Miller, 30, was one of 453 winners from more than 2,600 proposals made to the National Science Foundation, said Elizabeth VanderPutten, a spokeswoman for the NSF.
“All NSF awards are reviewed for their intellectual merit and broader impacts,” VanderPutten said in an email. “But Career proposals are supposed to have innovative research with a scope consistent with a five-year award and a plan for integrating education and research.
“We expect that awardees will be leaders in both research and in bringing the excitement of research to their classes,” she said.
Miller, who received her doctorate at the University of Illinois at Chicago before coming to Clemson two and a half years ago, said the money goes for graduate student research. It is also for education, materials and equipment such as computers for her work, and in this case, for a documentary this summer to explain bioenergy issues.
Miller’s specialty is life-cycle assessments, in which she analyzes products and processes’ effects on the environment.
In her proposal, “Predictive and Dynamic Lifecycle Assessment,” she wanted to look at forecasting environmental impacts of systems not yet developed.
“I’m looking at bioenergy, specifically switch grass grown in South Carolina and the environmental impacts of growing switch grass to turn into biofuels,” she said.
Switch grass could potentially replace corn or sugar cane as a source for ethanol, although it hasn’t been shown yet to be economically viable, she said.
“What may have better potential from an environmental context is compressed (switchgrass) briquettes and burning it in coal-fired power plants,” Miller said. “You can use up to 20 percent biomass in coal-fired power plants and … it improves air quality coming out … so you have fewer sulfur dioxide emissions and fewer carbon dioxide emissions.”
In addition, there is less energy used in making a switch grass briquette as a biofuel, she said.
Carolina Pacific, a company in North Charleston, already ships forestry waste briquettes to Europe for use in energy plants and has shown interest in the switch grass idea, she said.
“We could just as easily use it in power plants here,” she said.
Miller and about 30 other scientists – many at Clemson – are working on the project.
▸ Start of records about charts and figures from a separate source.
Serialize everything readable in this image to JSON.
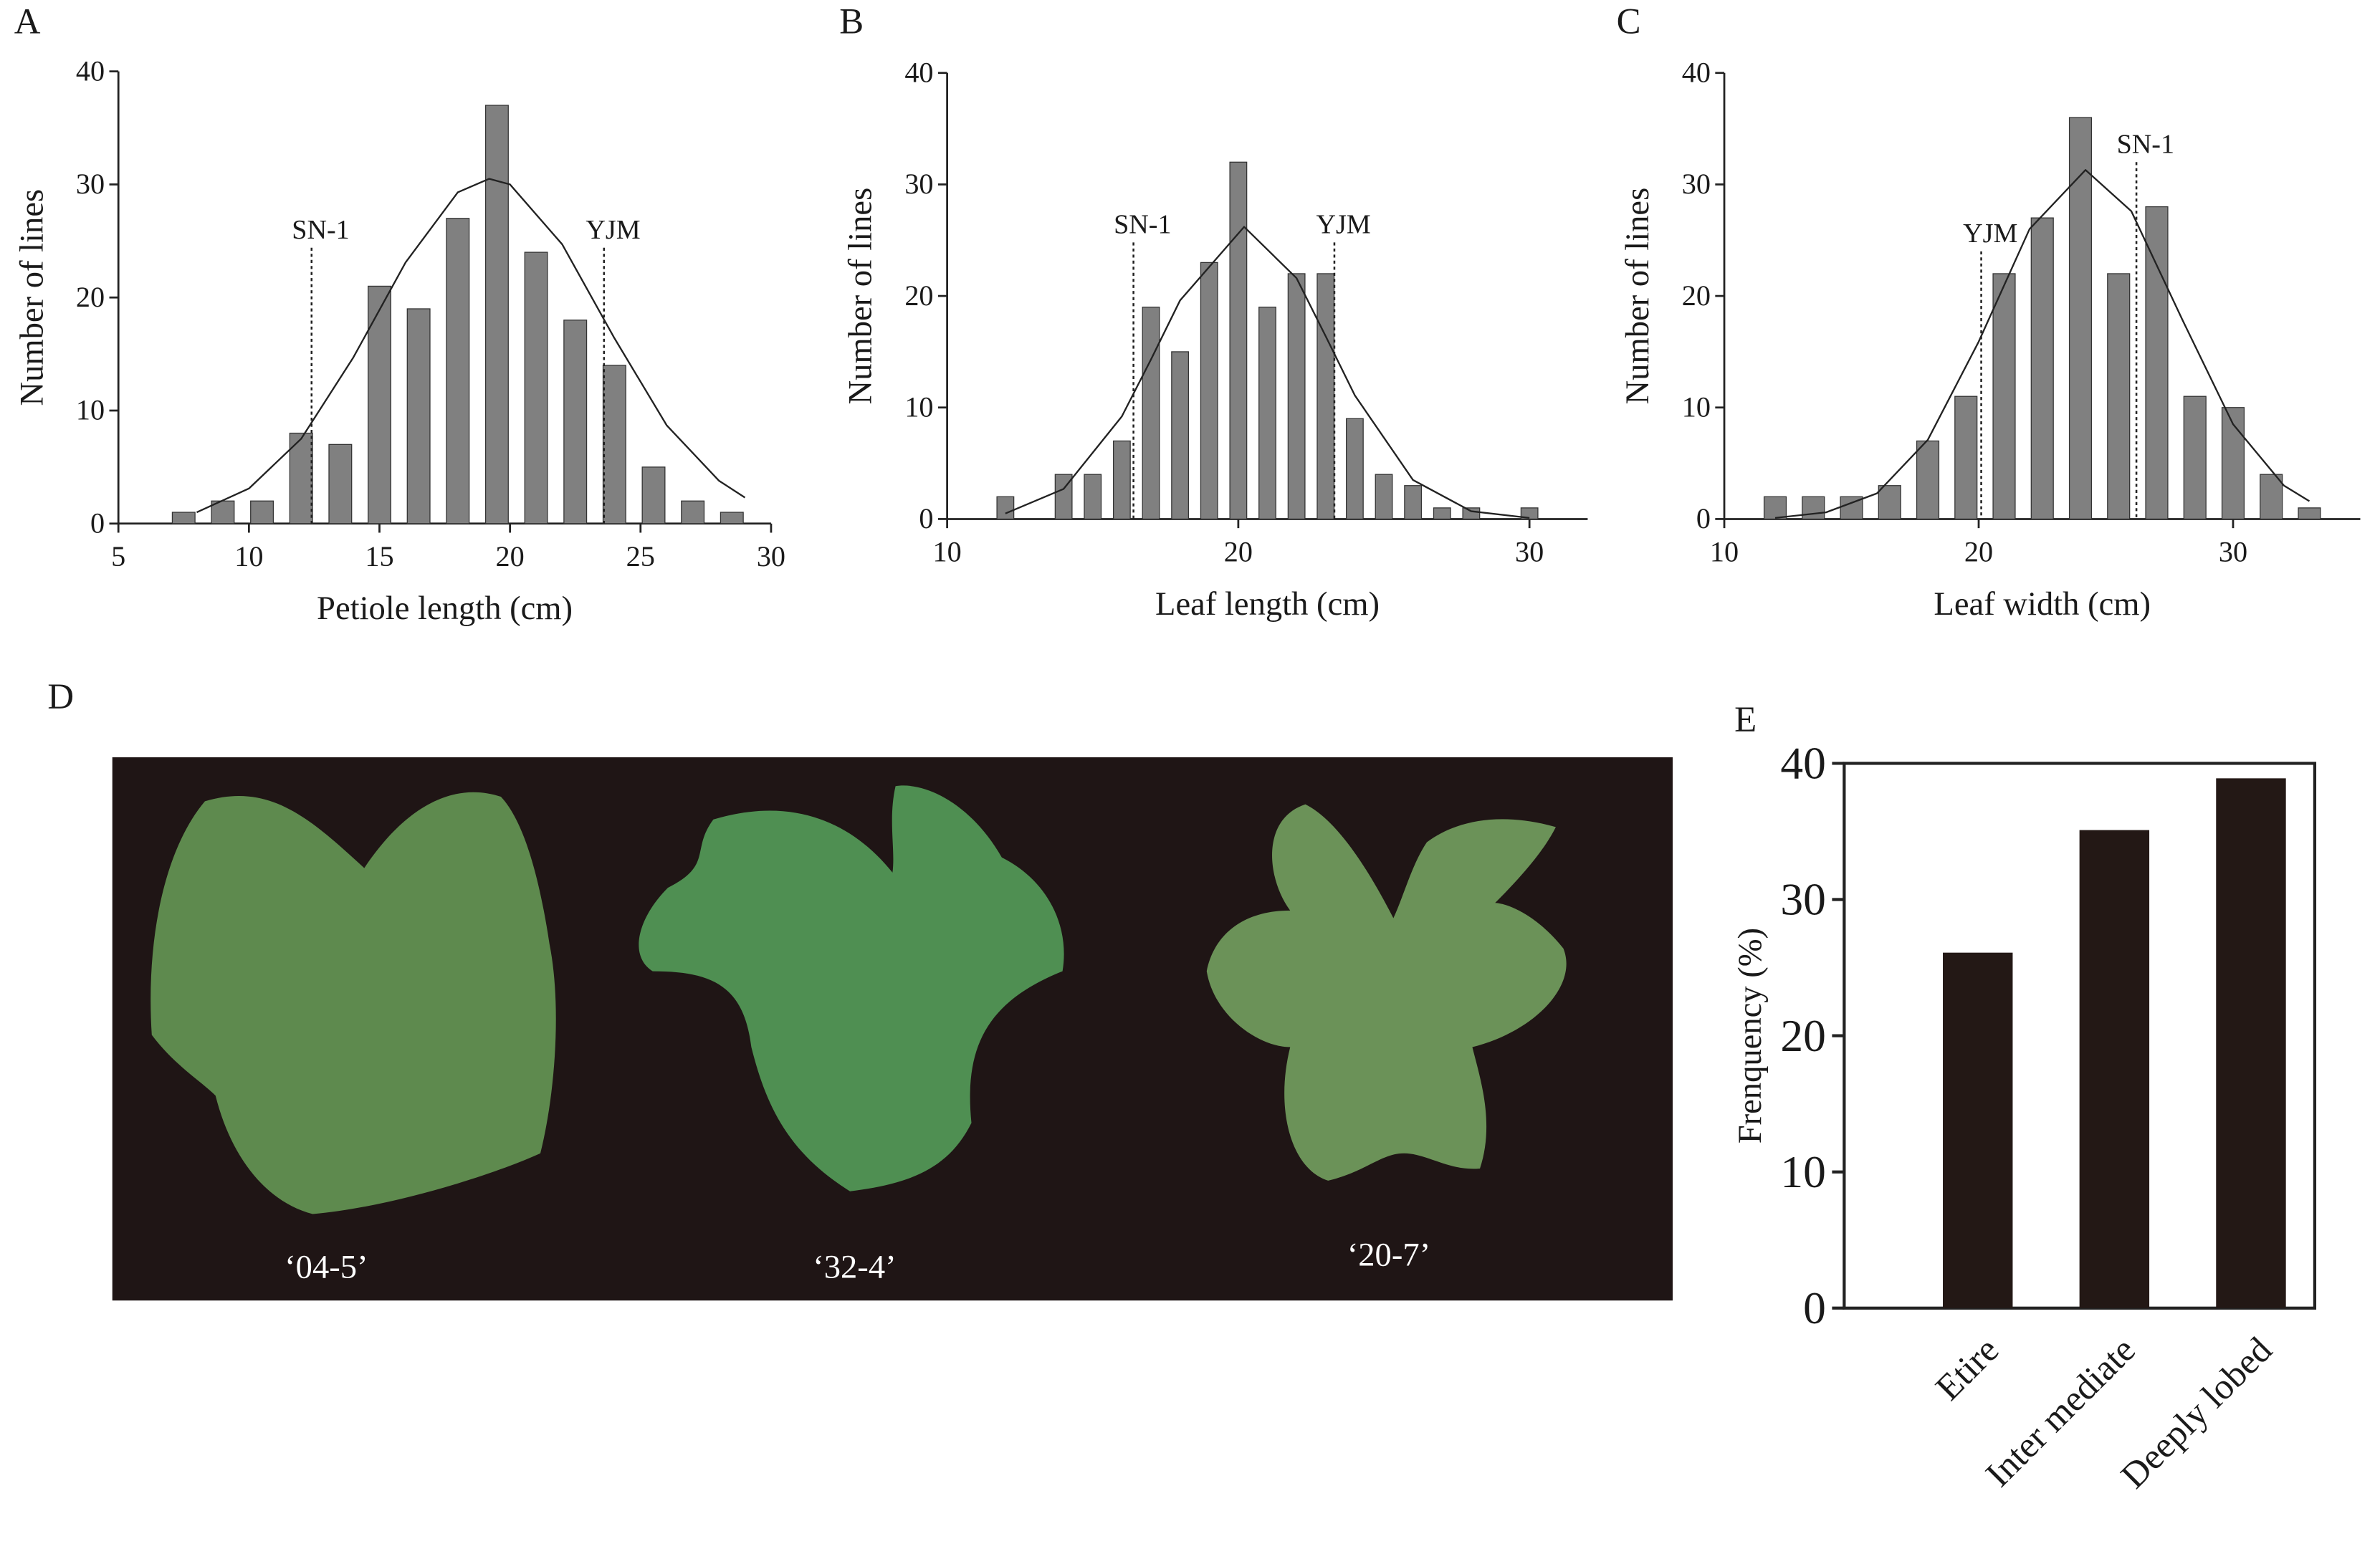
{
  "chart_data": [
    {
      "panel": "A",
      "type": "bar",
      "xlabel": "Petiole length (cm)",
      "ylabel": "Number of lines",
      "x": [
        7.5,
        9,
        10.5,
        12,
        13.5,
        15,
        16.5,
        18,
        19.5,
        21,
        22.5,
        24,
        25.5,
        27,
        28.5
      ],
      "values": [
        1,
        2,
        2,
        8,
        7,
        21,
        19,
        27,
        37,
        24,
        18,
        14,
        5,
        2,
        1
      ],
      "color": "#808080",
      "fit": {
        "x": [
          8,
          10,
          12,
          14,
          16,
          18,
          19.2,
          20,
          22,
          24,
          26,
          28,
          29
        ],
        "y": [
          1.0,
          3.1,
          7.5,
          14.7,
          23.1,
          29.3,
          30.5,
          30.0,
          24.7,
          16.4,
          8.7,
          3.8,
          2.3
        ]
      },
      "annotations": [
        {
          "text": "SN-1",
          "x": 12.4,
          "y": 24.4
        },
        {
          "text": "YJM",
          "x": 23.6,
          "y": 24.4
        }
      ],
      "xlim": [
        5,
        30
      ],
      "xticks": [
        5,
        10,
        15,
        20,
        25,
        30
      ],
      "ylim": [
        0,
        40
      ],
      "yticks": [
        0,
        10,
        20,
        30,
        40
      ]
    },
    {
      "panel": "B",
      "type": "bar",
      "xlabel": "Leaf length (cm)",
      "ylabel": "Number of lines",
      "x": [
        12,
        14,
        15,
        16,
        17,
        18,
        19,
        20,
        21,
        22,
        23,
        24,
        25,
        26,
        27,
        28,
        30
      ],
      "values": [
        2,
        4,
        4,
        7,
        19,
        15,
        23,
        32,
        19,
        22,
        22,
        9,
        4,
        3,
        1,
        1,
        1
      ],
      "color": "#808080",
      "fit": {
        "x": [
          12,
          14,
          16,
          17,
          18,
          20.2,
          22,
          23,
          24,
          26,
          28,
          30
        ],
        "y": [
          0.5,
          2.7,
          9.2,
          14.3,
          19.6,
          26.2,
          21.6,
          16.4,
          11.1,
          3.5,
          0.7,
          0.1
        ]
      },
      "annotations": [
        {
          "text": "SN-1",
          "x": 16.4,
          "y": 24.8
        },
        {
          "text": "YJM",
          "x": 23.3,
          "y": 24.8
        }
      ],
      "xlim": [
        10,
        32
      ],
      "xticks": [
        10,
        20,
        30
      ],
      "ylim": [
        0,
        40
      ],
      "yticks": [
        0,
        10,
        20,
        30,
        40
      ]
    },
    {
      "panel": "C",
      "type": "bar",
      "xlabel": "Leaf width (cm)",
      "ylabel": "Number of lines",
      "x": [
        12,
        13.5,
        15,
        16.5,
        18,
        19.5,
        21,
        22.5,
        24,
        25.5,
        27,
        28.5,
        30,
        31.5,
        33
      ],
      "values": [
        2,
        2,
        2,
        3,
        7,
        11,
        22,
        27,
        36,
        22,
        28,
        11,
        10,
        4,
        1
      ],
      "color": "#808080",
      "fit": {
        "x": [
          12,
          14,
          16,
          18,
          20,
          22,
          24.2,
          26,
          28,
          30,
          32,
          33
        ],
        "y": [
          0.1,
          0.6,
          2.3,
          7.1,
          15.9,
          26.0,
          31.3,
          27.6,
          17.9,
          8.5,
          3.0,
          1.6
        ]
      },
      "annotations": [
        {
          "text": "YJM",
          "x": 20.1,
          "y": 24
        },
        {
          "text": "SN-1",
          "x": 26.2,
          "y": 32
        }
      ],
      "xlim": [
        10,
        35
      ],
      "xticks": [
        10,
        20,
        30
      ],
      "ylim": [
        0,
        40
      ],
      "yticks": [
        0,
        10,
        20,
        30,
        40
      ]
    },
    {
      "panel": "D",
      "type": "image",
      "labels": [
        "‘04-5’",
        "‘32-4’",
        "‘20-7’"
      ]
    },
    {
      "panel": "E",
      "type": "column",
      "ylabel": "Frenquency (%)",
      "categories": [
        "Etire",
        "Inter mediate",
        "Deeply lobed"
      ],
      "values": [
        26.1,
        35.1,
        38.9
      ],
      "color": "#231815",
      "ylim": [
        0,
        40
      ],
      "yticks": [
        0,
        10,
        20,
        30,
        40
      ]
    }
  ]
}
Switch grasses “represents a potential new cash crop” for farmers, she said. If adapted for use as a biofuel, farmers could grow it much more easily than corn or soybeans and because it is a perennial crop, part-time farmers on more marginal land potentially could grow it, she said.
“It’s not as labor intensive as some of the official row crops and so it represents a new opportunity for the Southeast farming community and … it represents potentially an energy source could be created in the South,” she said.
Converting row crop farmland to switch grass improves water quality and adds carbon to the soil, which has a climate change benefit, she said.
Politically, the push now is toward transportation fuel-based products and solutions such as ethanol as a way to reduce dependence on oil and reduce costs, she said.
“That’s one of the big reasons we’re trying to push biomass into ethanol instead of the coal-fired power,” she said. But “I’d like to see it in coal-fired power plants.”
“Ultimately what we’re going to do is compare the environmental impact of coal-fired biomass electricity and ethanol and see which one comes out better environmentally,” Miller said.
Miller said she came to Clemson “because it is a very good school and well renowned.”
“There were definitely opportunities to explore research and sustainability-type issues,” she said.